至徳元(1384)年、葦名直盛が「東黒川館」を築いたのが始まりという。その後、葦名盛氏が改築し現在の城郭の原型である「黒川城」を築いた。文禄2(1593)年には、会津若松の町づくりの祖ともいわれる蒲生氏郷が七層の本格的な天守閣を築き、名称も「鶴ケ城」と改めた。
 会津地方は慶長16(1611)年、大地震に見舞われ、天守閣が大きく傾いたが、約30年後に加藤明成が改修して、現在のような五層構造となった。
 鶴ケ城にまつわる話で最も有名なのは、白虎隊の自刃をはじめとした幕末の悲劇だ。1868(明治元)年、鳥羽伏見の戦いに端を発した戊辰戦争は西軍が東進を続けて同年八月、戦いの場は会津に移った。会津藩は鶴ケ城で約1カ月、籠(ろう)城戦を繰り広げた末に降伏。鶴ケ城は明治政府によって取り壊された。
 9代藩主松平容保(1835−93)は、京都守護職という困難な職を引き受け、新選組の誕生にも深くかかわった。また、東日本諸藩の中心的な役割を担って最後まで戦い抜き「日本武士道を顕現した悲運の名将」といわれた。今月5日は110回目の命日に当たる。 
 鶴ケ城は65年に再建された。武徳殿やテニスコートなどもあり市民の体育や憩いの場となっている。
 天守閣には会津を代表する約100点の文化財が展示されている。今月から改修に入り、来年4月には体験型の博物館に生まれ変わる。

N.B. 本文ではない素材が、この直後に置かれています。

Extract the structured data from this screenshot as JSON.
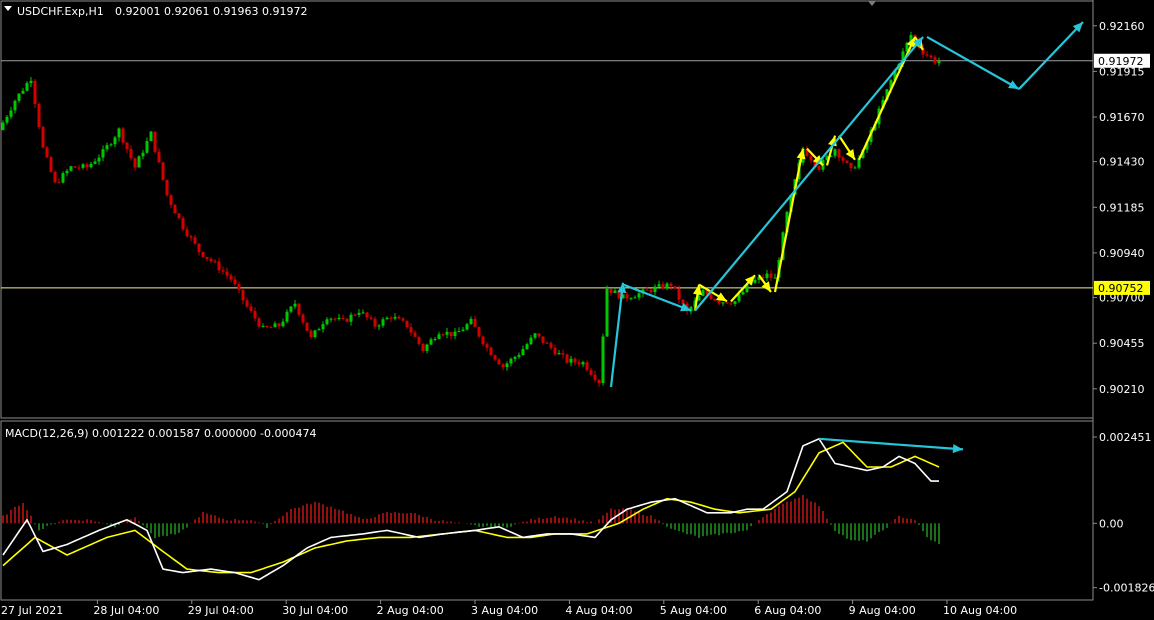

 毎年、国内外から訪れる観光客は50万人を超える。天守閣郷土博物館の中岡進主任学芸員は「観光面ばかりでなく、精神面でも、鶴ケ城は会津のシンボルなのです」と話す。 
 >>> 行ってみよう
 磐越西線会津若松駅から南に車で約5分。駅前からまちなか周遊バス「ハイカラさん」が随時運行。中心部を南北に縦断する千石バイパスの花春交差点からは西に約1キロ。鶴ケ城の近くには県立博物館、會津風雅堂などがあり、城の周辺は会津の観光・文化の中心地。